運送業者の中には、なんとびっくり、スマートフォン向けに公式アプリまで用意してくれている所があります。公式アプリからどのような事をチェック出来るのかといえば、自分の荷物の状況です。何時に着くのか、出した荷物はどのような状態になっているのか。これらを知れます。しかもスマートフォンのアプリですので、手元の操作で簡単に行えるのです。本来であればパソコンから番号を入力しなければ出来なかった事が、スマートフォンのアプリで簡単に出来るようになっているのですから驚きです。もちろんそれは無料で行えます。集荷や再配達まで出来ますので、頻繁に運送業者を利用する方であれば、こちらのアプリはインストールしておいて損をする事はないはずです。さらにはGPSとの連動も比較的早くから行われています。GPSを搭載する事により、まずドライバーがどこにいるのかを把握出来ますから、再配達や集荷の際、特定のドライバーではなく、都合の良いドライバーを呼び出せるのです。また、渋滞情報等も本部でチェックしたり、災害情報を流したり。これらが出来るのはGPSだからこそと言えるでしょう。
 
 
一方で、まだまだ運送業者はITを導入すべき余地があるのも事実です。まだまだアナログな作業が多い業種ですが、例えば荷物の仕分けの際、最後の最後は人力になるのですが、こちらで何かしらのデジタル技術の導入は出来ない物か模索している業者もいるようです。先にも話に出たように、運送業者にとって誤配は金額面のリスクはもちろんですが、信頼という点でもどうしても大きなダメージを追ってしまいかねません。ましてや近年はインターネットでの通販業者のおかげで、スピーディーさも求められています。通販業者は「当日配送」を謳っているのに、運送業者の仕分けミスのおかげでそれが出来ない。運送業者は顧客だけではなく、通販業者にまで謝らなければならない状況となってしまうのですから、ご配送の防止のために、IT技術をどのような形で導入すべきか模索している所も多いようです。最終的にはどうしても人間の手によって分けるたけに、どうしてもミスが出てしまうのですが、ミスが出て「仕方がない」では済まされないのです。デジタル技術を駆使する事によって、ミスを防げるようになれば初期費用などあっという間にペイ出来るでしょう。

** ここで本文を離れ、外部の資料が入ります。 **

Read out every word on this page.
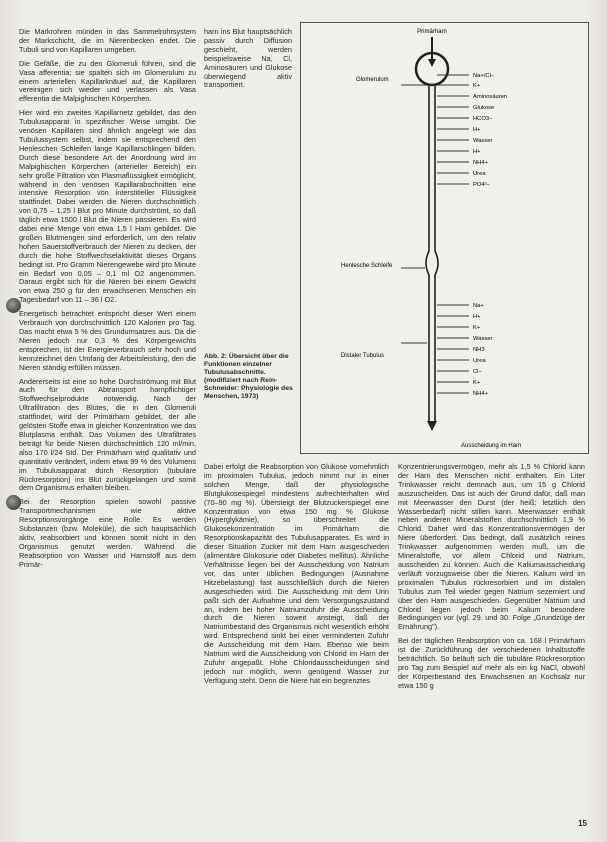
Die Markrohren münden in das Sammelrohrsystem der Markschicht, die im Nierenbecken endet. Die Tubuli sind von Kapillaren umgeben.

Die Gefäße, die zu den Glomeruli führen, sind die Vasa afferentia; sie spalten sich im Glomerulum zu einem arteriellen Kapillarknäuel auf, die Kapillaren vereinigen sich wieder und verlassen als Vasa efferentia die Malpighischen Körperchen.

Hier wird ein zweites Kapillarnetz gebildet, das den Tubulusapparat in spezifischer Weise umgibt. Die venösen Kapillaren sind ähnlich angelegt wie das Tubulussystem selbst, indem sie entsprechend den Henleschen Schleifen lange Kapillarschlingen bilden. Durch diese besondere Art der Anordnung wird im Malpighischen Körperchen (arterieller Bereich) ein sehr große Filtration von Plasmaflüssigkeit ermöglicht, während in den venösen Kapillarabschnitten eine intensive Resorption von interstitieller Flüssigkeit stattfindet. Dabei werden die Nieren durchschnittlich von 0,75 – 1,25 l Blut pro Minute durchströmt, so daß täglich etwa 1500 l Blut die Nieren passieren. Es wird dabei eine Menge von etwa 1,5 l Harn gebildet. Die großen Blutmengen sind erforderlich, um den relativ hohen Sauerstoffverbrauch der Nieren zu decken, der durch die hohe Stoffwechselaktivität dieses Organs bedingt ist. Pro Gramm Nierengewebe wird pro Minute ein Bedarf von 0,05 – 0,1 ml O2 angenommen. Daraus ergibt sich für die Nieren bei einem Gewicht von etwa 250 g für den erwachsenen Menschen ein Tagesbedarf von 11 – 36 l O2.

Energetisch betrachtet entspricht dieser Wert einem Verbrauch von durchschnittlich 120 Kalorien pro Tag. Das macht etwa 5 % des Grundumsatzes aus. Da die Nieren jedoch nur 0,3 % des Körpergewichts entsprechen, ist der Energieverbrauch sehr hoch und kennzeichnet den Umfang der Arbeitsleistung, den die Nieren ständig erfüllen müssen.

Andererseits ist eine so hohe Durchströmung mit Blut auch für den Abtransport harnpflichtiger Stoffwechselprodukte notwendig. Nach der Ultrafiltration des Blutes, die in den Glomeruli stattfindet, wird der Primärharn gebildet, der alle gelösten Stoffe etwa in gleicher Konzentration wie das Blutplasma enthält. Das Volumen des Ultrafiltrates beträgt für beide Nieren durchschnittlich 120 ml/min, also 170 l/24 Std. Der Primärharn wird qualitativ und quantitativ verändert, indem etwa 99 % des Volumens im Tubulusapparat durch Resorption (tubuläre Rückresorption) ins Blut zurückgelangen und somit dem Organismus erhalten bleiben.

Bei der Resorption spielen sowohl passive Transportmechanismen wie aktive Resorptionsvorgänge eine Rolle. Es werden Substanzen (bzw. Moleküle), die sich hauptsächlich aktiv, reabsorbiert und können somit nicht in den Organismus genutzt werden. Während die Reabsorption von Wasser und Harnstoff aus dem Primär-

harn ins Blut hauptsächlich passiv durch Diffusion geschieht, werden beispielsweise Na, Cl, Aminosäuren und Glukose überwiegend aktiv transportiert.

Abb. 2: Übersicht über die Funktionen einzelner Tubulusabschnitte. (modifiziert nach Rein-Schneider: Physiologie des Menschen, 1973)
Primärharn
Glomerulum
Henlesche Schleife
Distaler Tubulus
Ausscheidung im Harn
Na+/Cl−
K+
Aminosäuren
Glukose
HCO3−
H+
Wasser
H+
NH4+
Urea
PO4³−
Na+
H+
K+
Wasser
NH3
Urea
Cl−
K+
NH4+

Dabei erfolgt die Reabsorption von Glukose vornehmlich im proximalen Tubulus, jedoch nimmt nur in einer solchen Menge, daß der physiologische Blutglukosespiegel mindestens aufrechterhalten wird (70–90 mg %). Übersteigt der Blutzuckerspiegel eine Konzentration von etwa 150 mg % Glukose (Hyperglykämie), so überschreitet die Glukosekonzentration im Primärharn die Resorptionskapazität des Tubulusapparates. Es wird in dieser Situation Zucker mit dem Harn ausgeschieden (alimentäre Glukosurie oder Diabetes mellitus). Ähnliche Verhältnisse liegen bei der Ausscheidung von Natrium vor, das unter üblichen Bedingungen (Ausnahme Hitzebelastung) fast ausschließlich durch die Nieren ausgeschieden wird. Die Ausscheidung mit dem Urin paßt sich der Aufnahme und dem Versorgungszustand an, indem bei hoher Natriumzufuhr die Ausscheidung durch die Nieren soweit ansteigt, daß der Natriumbestand des Organismus nicht wesentlich erhöht wird. Entsprechend sinkt bei einer verminderten Zufuhr die Ausscheidung mit dem Harn. Ebenso wie beim Natrium wird die Ausscheidung von Chlorid im Harn der Zufuhr angepaßt. Hohe Chloridausscheidungen sind jedoch nur möglich, wenn genügend Wasser zur Verfügung steht. Denn die Niere hat ein begrenztes

Konzentrierungsvermögen, mehr als 1,5 % Chlorid kann der Harn des Menschen nicht enthalten. Ein Liter Trinkwasser reicht demnach aus, um 15 g Chlorid auszuscheiden. Das ist auch der Grund dafür, daß man mit Meerwasser den Durst (der heiß: letztlich den Wasserbedarf) nicht stillen kann. Meerwasser enthält neben anderen Mineralstoffen durchschnittlich 1,9 % Chlorid. Daher wird das Konzentrationsvermögen der Niere überfordert. Das bedingt, daß zusätzlich reines Trinkwasser aufgenommen werden muß, um die Mineralstoffe, vor allem Chlorid und Natrium, ausscheiden zu können. Auch die Kaliumausscheidung verläuft vorzugsweise über die Nieren. Kalium wird im proximalen Tubulus rückresorbiert und im distalen Tubulus zum Teil wieder gegen Natrium sezerniert und über den Harn ausgeschieden. Gegenüber Natrium und Chlorid liegen jedoch beim Kalium besondere Bedingungen vor (vgl. 29. und 30. Folge „Grundzüge der Ernährung").

Bei der täglichen Reabsorption von ca. 168 l Primärharn ist die Zurückführung der verschiedenen Inhaltsstoffe beträchtlich. So beläuft sich die tubuläre Rückresorption pro Tag zum Beispiel auf mehr als ein kg NaCl, obwohl der Körperbestand des Erwachsenen an Kochsalz nur etwa 150 g

15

運送業者にとって誤配の問題は解決しなければならない問題であると同時に、長年頭を悩まされ、どのように解決すれば良いのか分からない状況でもあるのです。ですが、仮にIT技術を上手く駆使してそれらを防ぐ事が出来るようになれば、作業の迅速化はもちろんですが、コストカットにも繋がります。特に運送業界全体で少子高齢化の影響をモロに受けており、土の運送業者も人手不足が顕著と言われています。ですが、IT技術のおかげでそれらを乗り越えられるかもしれません。例えばですが、自動運転がより高度なものになれば、ドライバーも必要なくなります。お客への配送の場合にはさすがに無人という訳にはいきませんが、営業所から営業所など、エンドユーザー相手ではなく、自社の連結であれば自動運転でも何ら問題ないでしょう。つまり、まだまだこれからもIT技術との融合が図られていくという事です。
 
むしろ少子高齢化の問題を解決出来るのは、ITしかないと言っても良いでしょう。これからどのような形でITと融合していくのかはまだまだ未知数ですが、今後のIT技術と運送業者の融合は、ある意味日本社会・産業構造そのものを占っていると言っても決して過言ではありません。